Bye Bye Greenie, Bye Bye Dollar, Bye Bye any UK exports.

ho hoh ho -g-

Cautious Bank of England holds rates at 4%

news.ft.com

By Anna Fifield in London
Published: November 7 2002 12:00 | Last Updated: November 7 2002 12:15


The Bank of England on Thursday left its main interest rate unchanged at 4 per cent for the twelfth consecutive month, despite the US Federal Reserve's unexpectedly large rate cut on Wednesday.

Economists had given the Bank's monetary policy committee a 50-50 chance of cutting rates, as it weighed the dilemma of robust growth in the consumer and service sectors while manufacturing continues to flounder.

After the minutes of its October meeting showed three of the nine-member committee voted for a quarter of a percentage point cut to 3.75 per cent, analysts said the MPC was moving closer to cutting rates. By leaving rates unchanged, the MPC has delivered the longest period of stable rates since 1966.

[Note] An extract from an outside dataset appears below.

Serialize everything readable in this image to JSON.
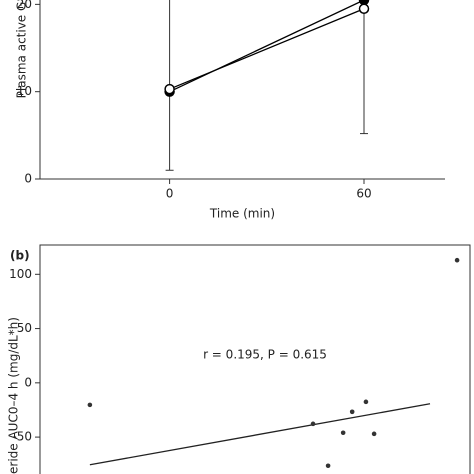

ING Barings economists said the recent rebound in equity markets, coupled with robust service sector and consumer data, appeared to have swayed the MPC. The Fed cut might have diminished the need for a cut in the UK but there was little sign of improvement yet and the MPC could be forced into half-point cut in December.

The Bank has been putting the finishing touches on its projections for inflation over the next two years, to be published next week. The decision to hold rates implies that a majority of MPC members believe that inflation will rise to hit the 2.5 per cent target in two years time.

Data published earlier this week showed that manufacturing output fell 0.4 per cent month-on-month in September, prompting the Engineering Employers' Federation to call for a rate cut.

But the Council of Mortgage Lenders, the Confederation of British Industry and the British Retail Consortium all said there was no pressing need for a reduction. The CBI's monthly distributive trades survey showed healthy retail sales growth in October and the Chartered Institute of Purchasing and Supply's report recorded robust activity growth in October.

A rate cut would have risked further fuelling the already overheated property market, where annual house price inflation has hit 24 per cent: its highest level since the boom of the late 1980s.